If you use a tablet, or phone, instead of a computer for your screen while on a trainer, you’ll want to have bluetooth available also. Even though I use a computer most of the time, though, I’m about to send mine in for repair and without bluetooth availability, I’ll have to figure out some way to make ANT+ work with a mobile device. Another real world use for dual transmission is as a backup. When I’m riding outside, I connect to my head unit, which supports ANT+. But if my head unit runs out of battery for some reason, I have in the past switched to my phone to record the rest of my ride. Without bluetooth transmission, that’s not possible.

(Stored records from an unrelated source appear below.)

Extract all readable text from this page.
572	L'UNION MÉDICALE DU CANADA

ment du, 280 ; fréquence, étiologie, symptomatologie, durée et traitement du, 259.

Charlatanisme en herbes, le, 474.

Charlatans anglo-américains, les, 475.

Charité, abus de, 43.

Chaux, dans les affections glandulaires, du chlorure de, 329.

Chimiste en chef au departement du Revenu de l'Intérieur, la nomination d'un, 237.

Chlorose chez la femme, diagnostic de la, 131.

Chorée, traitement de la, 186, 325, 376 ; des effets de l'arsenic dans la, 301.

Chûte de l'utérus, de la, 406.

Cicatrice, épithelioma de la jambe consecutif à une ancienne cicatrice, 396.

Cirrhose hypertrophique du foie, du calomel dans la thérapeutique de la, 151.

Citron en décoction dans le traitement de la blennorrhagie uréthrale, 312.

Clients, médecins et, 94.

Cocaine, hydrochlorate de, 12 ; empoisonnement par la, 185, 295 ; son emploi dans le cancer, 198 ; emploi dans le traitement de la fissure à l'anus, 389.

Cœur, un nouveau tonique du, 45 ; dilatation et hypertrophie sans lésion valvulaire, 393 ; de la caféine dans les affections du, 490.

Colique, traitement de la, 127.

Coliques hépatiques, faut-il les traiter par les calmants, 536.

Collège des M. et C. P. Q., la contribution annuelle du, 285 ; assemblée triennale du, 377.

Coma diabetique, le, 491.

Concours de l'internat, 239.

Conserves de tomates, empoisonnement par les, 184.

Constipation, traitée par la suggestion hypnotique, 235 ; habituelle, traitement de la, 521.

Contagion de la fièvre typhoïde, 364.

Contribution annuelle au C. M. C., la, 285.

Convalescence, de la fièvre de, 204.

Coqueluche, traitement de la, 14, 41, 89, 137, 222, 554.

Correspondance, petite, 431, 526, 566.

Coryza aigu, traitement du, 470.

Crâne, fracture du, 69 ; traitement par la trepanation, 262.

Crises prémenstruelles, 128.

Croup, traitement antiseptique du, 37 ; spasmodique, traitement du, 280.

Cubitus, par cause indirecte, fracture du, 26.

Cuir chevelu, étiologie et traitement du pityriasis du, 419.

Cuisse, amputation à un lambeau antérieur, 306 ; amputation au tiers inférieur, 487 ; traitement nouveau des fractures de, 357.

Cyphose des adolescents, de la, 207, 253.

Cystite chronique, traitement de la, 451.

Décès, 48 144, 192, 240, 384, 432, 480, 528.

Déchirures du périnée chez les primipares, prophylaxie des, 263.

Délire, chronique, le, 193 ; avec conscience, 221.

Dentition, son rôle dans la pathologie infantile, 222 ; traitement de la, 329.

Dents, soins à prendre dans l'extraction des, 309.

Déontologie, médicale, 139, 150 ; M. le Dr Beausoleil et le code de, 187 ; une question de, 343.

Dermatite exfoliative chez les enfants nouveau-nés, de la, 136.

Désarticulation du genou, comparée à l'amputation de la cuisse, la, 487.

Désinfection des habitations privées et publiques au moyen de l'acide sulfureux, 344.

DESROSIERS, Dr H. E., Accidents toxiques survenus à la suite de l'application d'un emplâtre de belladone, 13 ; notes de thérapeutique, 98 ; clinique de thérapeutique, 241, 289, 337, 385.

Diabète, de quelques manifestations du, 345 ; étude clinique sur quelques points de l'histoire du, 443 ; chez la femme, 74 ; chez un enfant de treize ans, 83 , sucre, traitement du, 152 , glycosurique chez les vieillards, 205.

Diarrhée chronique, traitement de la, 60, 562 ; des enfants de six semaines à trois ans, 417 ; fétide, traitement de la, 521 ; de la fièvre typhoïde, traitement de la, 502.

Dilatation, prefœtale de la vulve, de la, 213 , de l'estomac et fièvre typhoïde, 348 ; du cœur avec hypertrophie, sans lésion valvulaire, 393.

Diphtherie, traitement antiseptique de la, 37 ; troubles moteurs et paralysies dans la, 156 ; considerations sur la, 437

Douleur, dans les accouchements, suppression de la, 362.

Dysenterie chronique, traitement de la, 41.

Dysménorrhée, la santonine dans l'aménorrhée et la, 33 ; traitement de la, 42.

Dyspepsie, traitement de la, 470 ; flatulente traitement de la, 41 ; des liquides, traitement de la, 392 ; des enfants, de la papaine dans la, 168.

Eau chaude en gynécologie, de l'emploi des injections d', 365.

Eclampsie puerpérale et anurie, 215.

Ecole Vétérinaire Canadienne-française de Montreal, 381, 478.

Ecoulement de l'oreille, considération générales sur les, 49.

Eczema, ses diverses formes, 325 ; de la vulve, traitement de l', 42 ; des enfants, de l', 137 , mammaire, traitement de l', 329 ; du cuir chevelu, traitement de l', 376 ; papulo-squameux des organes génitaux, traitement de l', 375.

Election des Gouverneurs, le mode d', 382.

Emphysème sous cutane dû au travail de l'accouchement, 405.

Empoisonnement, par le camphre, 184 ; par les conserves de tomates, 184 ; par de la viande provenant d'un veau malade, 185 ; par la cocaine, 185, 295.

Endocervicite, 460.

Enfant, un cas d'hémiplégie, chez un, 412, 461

The bottom line is that if you have multiple bikes and want to measure power on all of them without issue, then power pedals are probably the best way to handle it. As long as you can deal with the limitations of the Powertap P1 pedals, then their ease of installation, use of a AAA battery instead of a CR2032, no weight limit, and dual band data transmission makes them the best choice out there. The Powertap P1 pedals will run you $1199 which is a $200 premium over the Garmin Vector 2 pedals, but that little bit of extra money buys you a better experience, with the caveat that they will not work for everyone in every situation.